O Ministério da Fazenda pretende avançar na automatização da declaração do Imposto de Renda da Pessoa Física (IRPF) e trabalha com a possibilidade de eliminar a necessidade de preenchimento manual por parte dos contribuintes nos próximos dois ou três anos. A informação foi apresentada pelo ministro da Fazenda, Dario Durigan, durante entrevista concedida nesta segunda-feira (1º).
De acordo com o ministro, a proposta é ampliar os mecanismos já utilizados pela Receita Federal para reunir informações fiscais, financeiras e patrimoniais dos contribuintes, permitindo que a maior parte dos dados seja incorporada automaticamente ao sistema. Nesse cenário, caberia ao cidadão apenas verificar e validar as informações antes do envio da declaração.
A iniciativa representa uma ampliação do modelo de declaração pré-preenchida, disponível atualmente para parte dos contribuintes. Esse sistema já reúne informações fornecidas por empresas, instituições financeiras, planos de saúde e outras fontes obrigadas a prestar dados à Receita Federal.
Segundo Durigan, o objetivo é reduzir a necessidade de o contribuinte informar dados que já constam em bases oficiais. O ministro afirmou que a informatização dos sistemas públicos permite que essas informações sejam consolidadas previamente, simplificando o processo de prestação de contas ao Fisco.
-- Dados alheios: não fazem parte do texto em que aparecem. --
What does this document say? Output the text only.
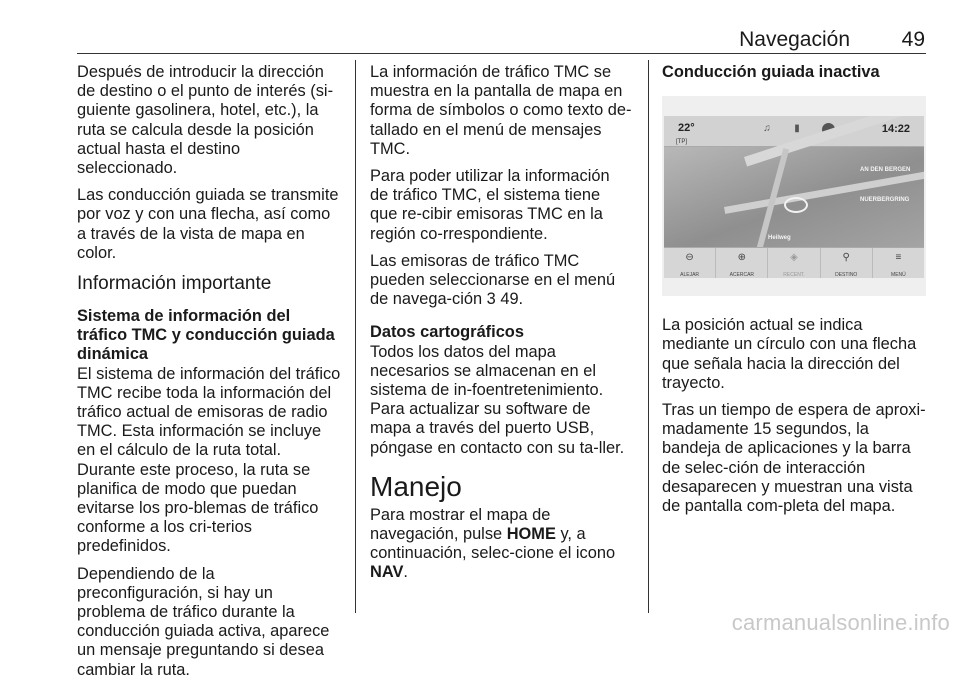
Navegación	49

Después de introducir la dirección de destino o el punto de interés (si‐guiente gasolinera, hotel, etc.), la ruta se calcula desde la posición actual hasta el destino seleccionado.

Las conducción guiada se transmite por voz y con una flecha, así como a través de la vista de mapa en color.

Información importante
Sistema de información del tráfico TMC y conducción guiada dinámica

El sistema de información del tráfico TMC recibe toda la información del tráfico actual de emisoras de radio TMC. Esta información se incluye en el cálculo de la ruta total. Durante este proceso, la ruta se planifica de modo que puedan evitarse los pro‐blemas de tráfico conforme a los cri‐terios predefinidos.

Dependiendo de la preconfiguración, si hay un problema de tráfico durante la conducción guiada activa, aparece un mensaje preguntando si desea cambiar la ruta.

La información de tráfico TMC se muestra en la pantalla de mapa en forma de símbolos o como texto de‐tallado en el menú de mensajes TMC.

Para poder utilizar la información de tráfico TMC, el sistema tiene que re‐cibir emisoras TMC en la región co‐rrespondiente.

Las emisoras de tráfico TMC pueden seleccionarse en el menú de navega‐ción 3 49.

Datos cartográficos

Todos los datos del mapa necesarios se almacenan en el sistema de in‐foentretenimiento. Para actualizar su software de mapa a través del puerto USB, póngase en contacto con su ta‐ller.

Manejo

Para mostrar el mapa de navegación, pulse HOME y, a continuación, selec‐cione el icono NAV.

Conducción guiada inactiva
22°
[TP]
♫	▮	14:22
AN DEN BERGEN
NUERBERGRING
Heilweg
⊖
ALEJAR
⊕
ACERCAR
◈
RECENT.
⚲
DESTINO
≡
MENÚ

La posición actual se indica mediante un círculo con una flecha que señala hacia la dirección del trayecto.

Tras un tiempo de espera de aproxi‐madamente 15 segundos, la bandeja de aplicaciones y la barra de selec‐ción de interacción desaparecen y muestran una vista de pantalla com‐pleta del mapa.

carmanualsonline.info
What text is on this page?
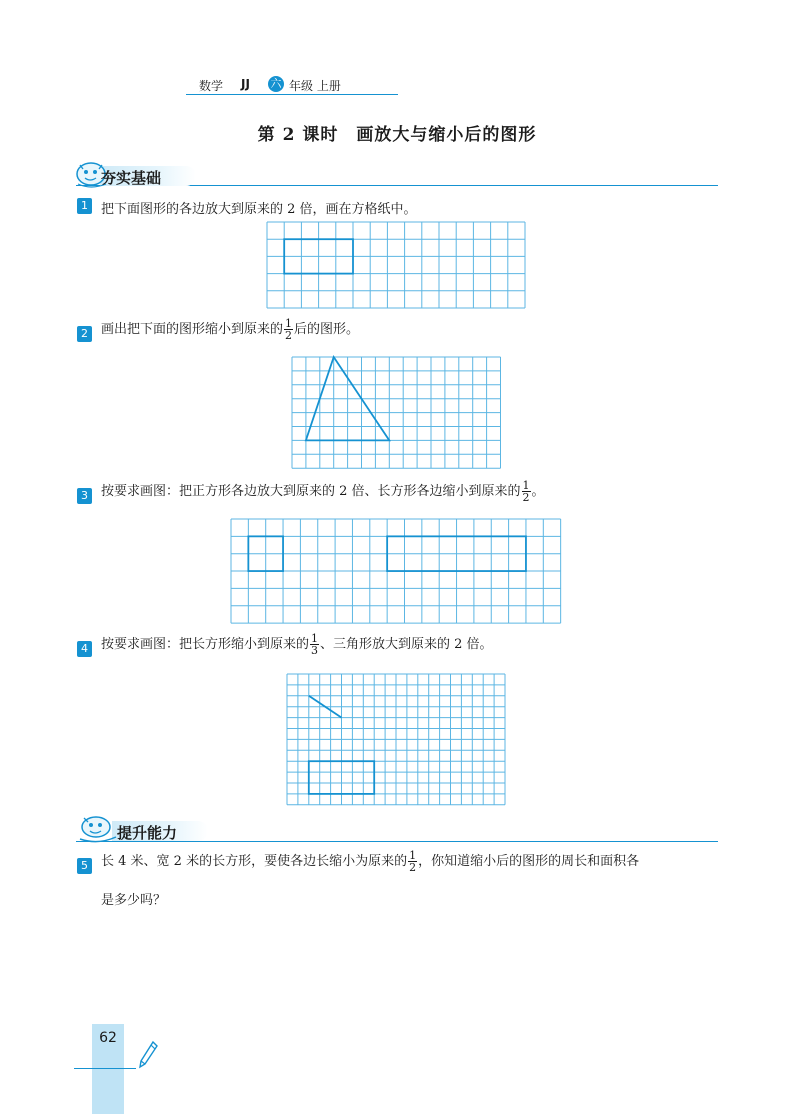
数学 JJ 六 年级 上册
第 2 课时　画放大与缩小后的图形
夯实基础
1	把下面图形的各边放大到原来的 2 倍，画在方格纸中。
2	画出把下面的图形缩小到原来的 $\frac{1}{2}$ 后的图形。
3	按要求画图：把正方形各边放大到原来的 2 倍、长方形各边缩小到原来的 $\frac{1}{2}$ 。
4	按要求画图：把长方形缩小到原来的 $\frac{1}{3}$ 、三角形放大到原来的 2 倍。
提升能力
5	长 4 米、宽 2 米的长方形，要使各边长缩小为原来的 $\frac{1}{2}$ ，你知道缩小后的图形的周长和面积各
是多少吗？
62
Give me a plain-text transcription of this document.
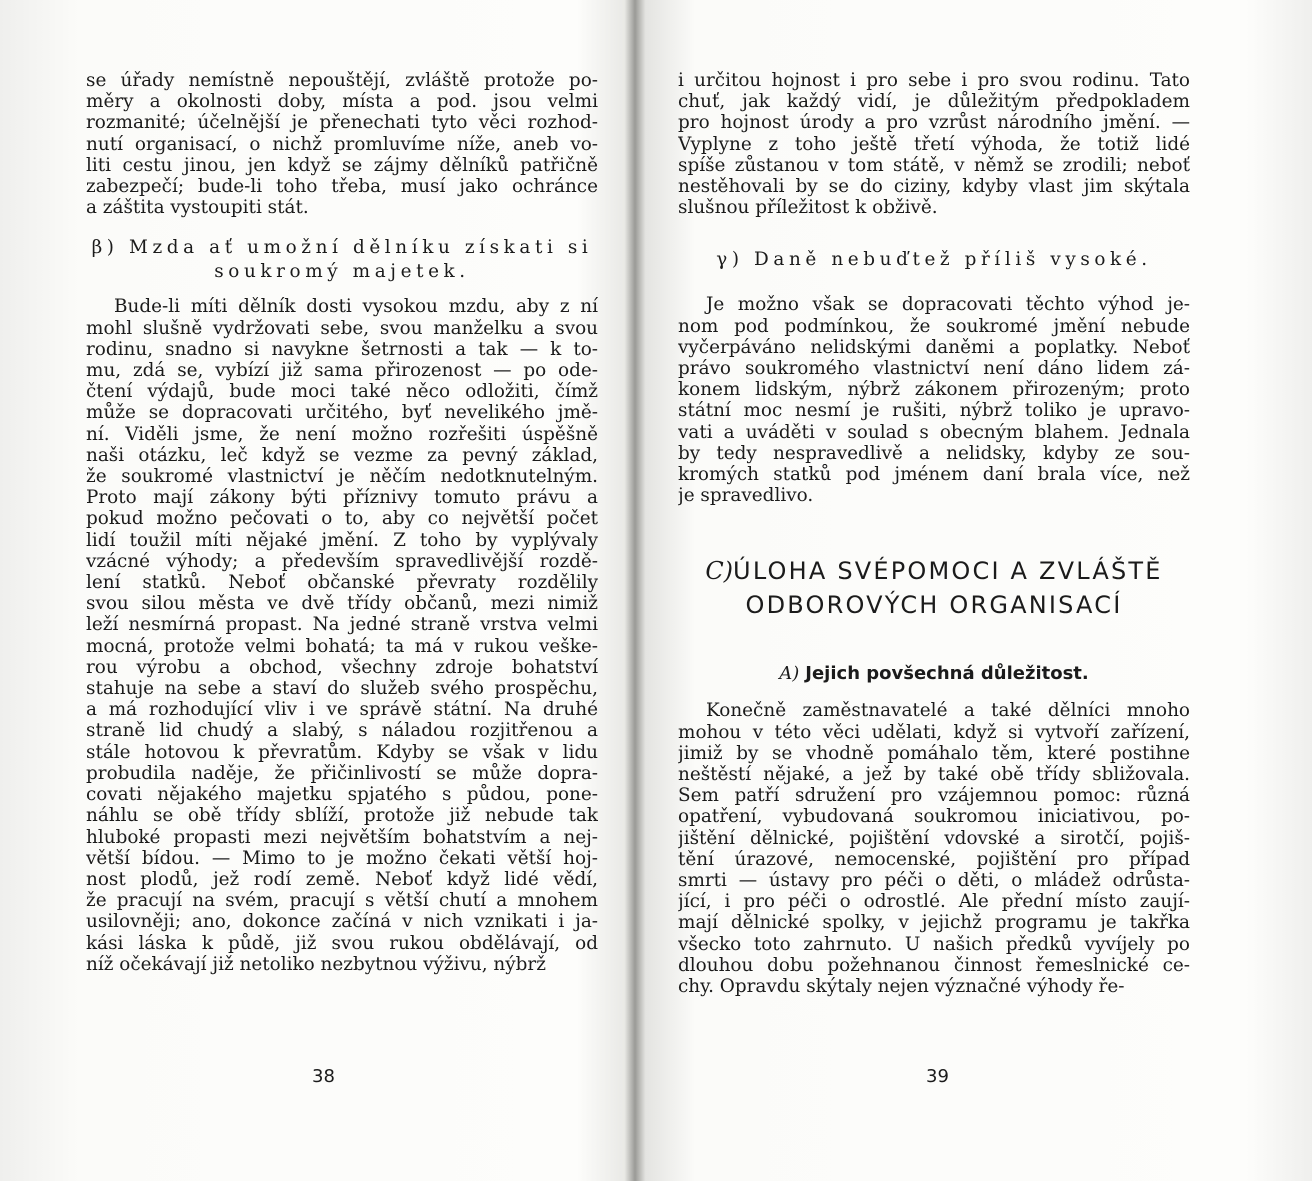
se úřady nemístně nepouštějí, zvláště protože po-

měry a okolnosti doby, místa a pod. jsou velmi

rozmanité; účelnější je přenechati tyto věci rozhod-

nutí organisací, o nichž promluvíme níže, aneb vo-

liti cestu jinou, jen když se zájmy dělníků patřičně

zabezpečí; bude-li toho třeba, musí jako ochránce

a záštita vystoupiti stát.

β) Mzda ať umožní dělníku získati si
soukromý majetek.

Bude-li míti dělník dosti vysokou mzdu, aby z ní

mohl slušně vydržovati sebe, svou manželku a svou

rodinu, snadno si navykne šetrnosti a tak — k to-

mu, zdá se, vybízí již sama přirozenost — po ode-

čtení výdajů, bude moci také něco odložiti, čímž

může se dopracovati určitého, byť nevelikého jmě-

ní. Viděli jsme, že není možno rozřešiti úspěšně

naši otázku, leč když se vezme za pevný základ,

že soukromé vlastnictví je něčím nedotknutelným.

Proto mají zákony býti příznivy tomuto právu a

pokud možno pečovati o to, aby co největší počet

lidí toužil míti nějaké jmění. Z toho by vyplývaly

vzácné výhody; a především spravedlivější rozdě-

lení statků. Neboť občanské převraty rozdělily

svou silou města ve dvě třídy občanů, mezi nimiž

leží nesmírná propast. Na jedné straně vrstva velmi

mocná, protože velmi bohatá; ta má v rukou veške-

rou výrobu a obchod, všechny zdroje bohatství

stahuje na sebe a staví do služeb svého prospěchu,

a má rozhodující vliv i ve správě státní. Na druhé

straně lid chudý a slabý, s náladou rozjitřenou a

stále hotovou k převratům. Kdyby se však v lidu

probudila naděje, že přičinlivostí se může dopra-

covati nějakého majetku spjatého s půdou, pone-

náhlu se obě třídy sblíží, protože již nebude tak

hluboké propasti mezi největším bohatstvím a nej-

větší bídou. — Mimo to je možno čekati větší hoj-

nost plodů, jež rodí země. Neboť když lidé vědí,

že pracují na svém, pracují s větší chutí a mnohem

usilovněji; ano, dokonce začíná v nich vznikati i ja-

kási láska k půdě, již svou rukou obdělávají, od

níž očekávají již netoliko nezbytnou výživu, nýbrž

38

i určitou hojnost i pro sebe i pro svou rodinu. Tato

chuť, jak každý vidí, je důležitým předpokladem

pro hojnost úrody a pro vzrůst národního jmění. —

Vyplyne z toho ještě třetí výhoda, že totiž lidé

spíše zůstanou v tom státě, v němž se zrodili; neboť

nestěhovali by se do ciziny, kdyby vlast jim skýtala

slušnou příležitost k obživě.

γ) Daně nebuďtež příliš vysoké.

Je možno však se dopracovati těchto výhod je-

nom pod podmínkou, že soukromé jmění nebude

vyčerpáváno nelidskými daněmi a poplatky. Neboť

právo soukromého vlastnictví není dáno lidem zá-

konem lidským, nýbrž zákonem přirozeným; proto

státní moc nesmí je rušiti, nýbrž toliko je upravo-

vati a uváděti v soulad s obecným blahem. Jednala

by tedy nespravedlivě a nelidsky, kdyby ze sou-

kromých statků pod jménem daní brala více, než

je spravedlivo.

C)ÚLOHA SVÉPOMOCI A ZVLÁŠTĚ
ODBOROVÝCH ORGANISACÍ
A) Jejich povšechná důležitost.

Konečně zaměstnavatelé a také dělníci mnoho

mohou v této věci udělati, když si vytvoří zařízení,

jimiž by se vhodně pomáhalo těm, které postihne

neštěstí nějaké, a jež by také obě třídy sbližovala.

Sem patří sdružení pro vzájemnou pomoc: různá

opatření, vybudovaná soukromou iniciativou, po-

jištění dělnické, pojištění vdovské a sirotčí, pojiš-

tění úrazové, nemocenské, pojištění pro případ

smrti — ústavy pro péči o děti, o mládež odrůsta-

jící, i pro péči o odrostlé. Ale přední místo zaují-

mají dělnické spolky, v jejichž programu je takřka

všecko toto zahrnuto. U našich předků vyvíjely po

dlouhou dobu požehnanou činnost řemeslnické ce-

chy. Opravdu skýtaly nejen význačné výhody ře-

39
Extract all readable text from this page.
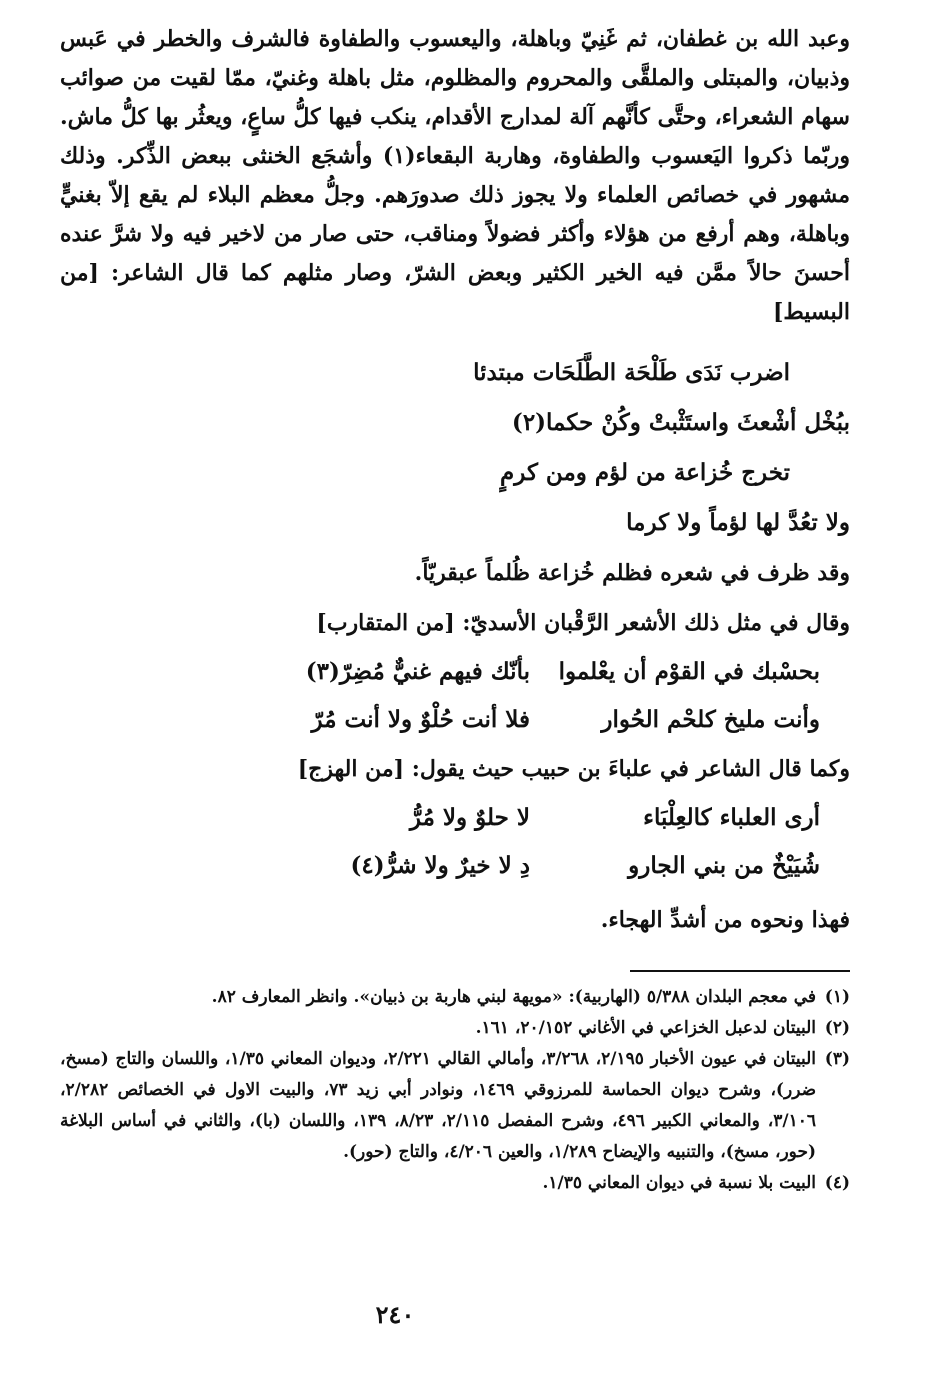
وعبد الله بن غطفان، ثم غَنِيّ وباهلة، واليعسوب والطفاوة فالشرف والخطر في عَبس وذبيان، والمبتلى والملقَّى والمحروم والمظلوم، مثل باهلة وغنيّ، ممّا لقيت من صوائب سهام الشعراء، وحتَّى كأنَّهم آلة لمدارج الأقدام، ينكب فيها كلُّ ساعٍ، ويعثُر بها كلُّ ماش. وربّما ذكروا اليَعسوب والطفاوة، وهاربة البقعاء(١) وأشجَع الخنثى ببعض الذِّكر. وذلك مشهور في خصائص العلماء ولا يجوز ذلك صدورَهم. وجلُّ معظم البلاء لم يقع إلاّ بغنيٍّ وباهلة، وهم أرفع من هؤلاء وأكثر فضولاً ومناقب، حتى صار من لاخير فيه ولا شرَّ عنده أحسنَ حالاً ممَّن فيه الخير الكثير وبعض الشرّ، وصار مثلهم كما قال الشاعر: [من البسيط]

اضرب نَدَى طَلْحَة الطَّلَحَات مبتدئا
ببُخْل أشْعثَ واستَثْبتْ وكُنْ حكما(٢)
تخرج خُزاعة من لؤم ومن كرمٍ
ولا تعُدَّ لها لؤماً ولا كرما
وقد ظرف في شعره فظلم خُزاعة ظُلماً عبقريّاً.
وقال في مثل ذلك الأشعر الرَّقْبان الأسديّ: [من المتقارب]
بحسْبك في القوْم أن يعْلموا
بأنّك فيهم غنيٌّ مُضِرّ(٣)
وأنت مليخ كلحْم الحُوار
فلا أنت حُلْوٌ ولا أنت مُرّ
وكما قال الشاعر في علباءَ بن حبيب حيث يقول: [من الهزج]
أرى العلباء كالعِلْبَاء
لا حلوٌ ولا مُرُّ
شُيَيْخٌ من بني الجارو
دِ لا خيرٌ ولا شرُّ(٤)
فهذا ونحوه من أشدِّ الهجاء.
(١)
في معجم البلدان ٥/٣٨٨ (الهاربية): «مويهة لبني هاربة بن ذبيان». وانظر المعارف ٨٢.
(٢)
البيتان لدعبل الخزاعي في الأغاني ٢٠/١٥٢، ١٦١.
(٣)
البيتان في عيون الأخبار ٢/١٩٥، ٣/٢٦٨، وأمالي القالي ٢/٢٢١، وديوان المعاني ١/٣٥، واللسان والتاج (مسخ، ضرر)، وشرح ديوان الحماسة للمرزوقي ١٤٦٩، ونوادر أبي زيد ٧٣، والبيت الاول في الخصائص ٢/٢٨٢، ٣/١٠٦، والمعاني الكبير ٤٩٦، وشرح المفصل ٢/١١٥، ٨/٢٣، ١٣٩، واللسان (با)، والثاني في أساس البلاغة (حور، مسخ)، والتنبيه والإيضاح ١/٢٨٩، والعين ٤/٢٠٦، والتاج (حور).
(٤)
البيت بلا نسبة في ديوان المعاني ١/٣٥.
٢٤٠
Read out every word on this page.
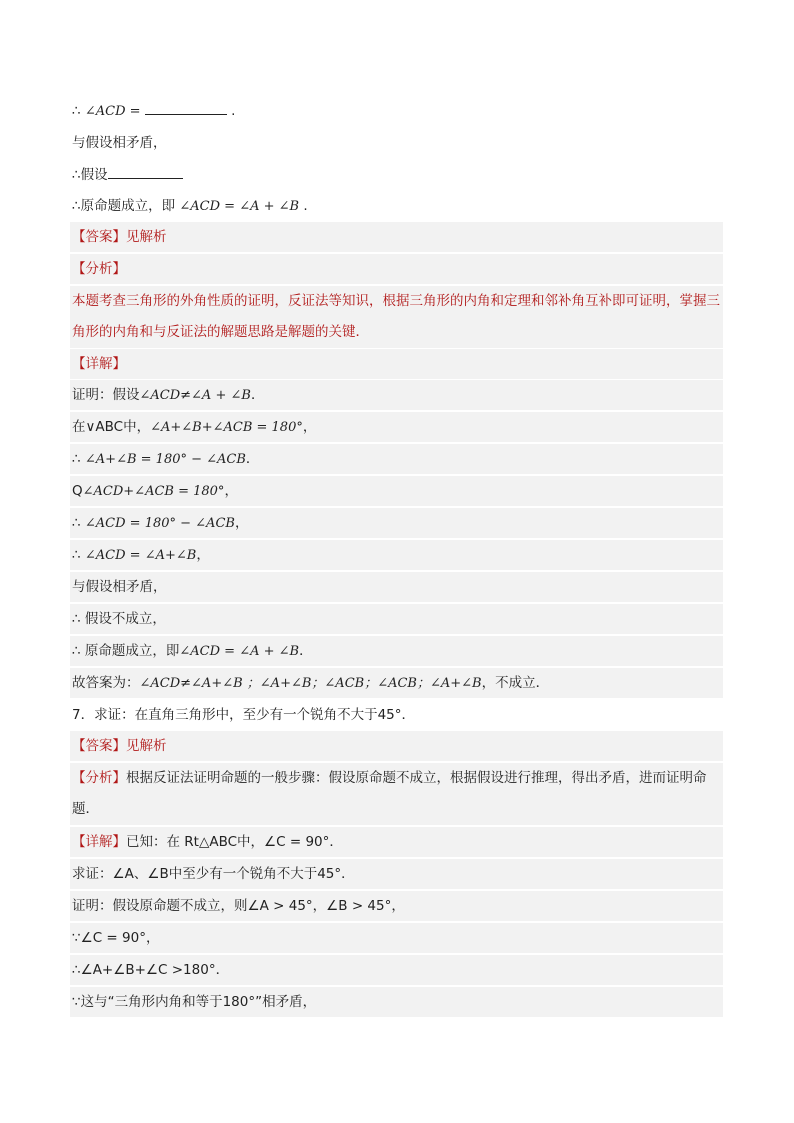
∴ ∠ACD =	.
与假设相矛盾，
∴假设
∴原命题成立，即 ∠ACD = ∠A + ∠B .
【答案】见解析
【分析】
本题考查三角形的外角性质的证明，反证法等知识，根据三角形的内角和定理和邻补角互补即可证明，掌握三角形的内角和与反证法的解题思路是解题的关键．
【详解】
证明：假设∠ACD≠∠A + ∠B．
在∨ABC中，∠A+∠B+∠ACB = 180°，
∴ ∠A+∠B = 180° − ∠ACB．
Q∠ACD+∠ACB = 180°，
∴ ∠ACD = 180° − ∠ACB，
∴ ∠ACD = ∠A+∠B，
与假设相矛盾，
∴ 假设不成立，
∴ 原命题成立，即∠ACD = ∠A + ∠B．
故答案为：∠ACD≠∠A+∠B ；∠A+∠B；∠ACB；∠ACB；∠A+∠B，不成立．
7．求证：在直角三角形中，至少有一个锐角不大于45°．
【答案】见解析
【分析】根据反证法证明命题的一般步骤：假设原命题不成立，根据假设进行推理，得出矛盾，进而证明命题．
【详解】已知：在 Rt△ABC中，∠C = 90°．
求证：∠A、∠B中至少有一个锐角不大于45°．
证明：假设原命题不成立，则∠A > 45°，∠B > 45°，
∵∠C = 90°，
∴∠A+∠B+∠C >180°．
∵这与“三角形内角和等于180°”相矛盾，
A proposta foi apresentada à Receita Federal ainda neste ano. O projeto prevê a integração de diferentes bancos de dados, incluindo registros bancários, informações sobre rendimentos, investimentos, patrimônio e despesas que possam ser utilizadas para fins de dedução tributária.
Atualmente, mesmo com a declaração pré-preenchida, a Receita Federal recomenda que os contribuintes realizem a conferência dos dados antes da transmissão do documento, uma vez que as informações são fornecidas por terceiros e podem exigir correções ou complementações.
Estimativas da Receita indicam que cerca de 60% dos contribuintes já utilizam ou terão acesso ao modelo pré-preenchido. A intenção do governo é ampliar gradualmente esse percentual até que o envio manual da declaração deixe de ser necessário.
Caso o cronograma projetado pelo Ministério da Fazenda seja mantido, a declaração do Imposto de Renda poderá passar por uma transformação significativa nos próximos anos, com maior utilização de dados integrados e redução da participação do contribuinte no preenchimento das informações.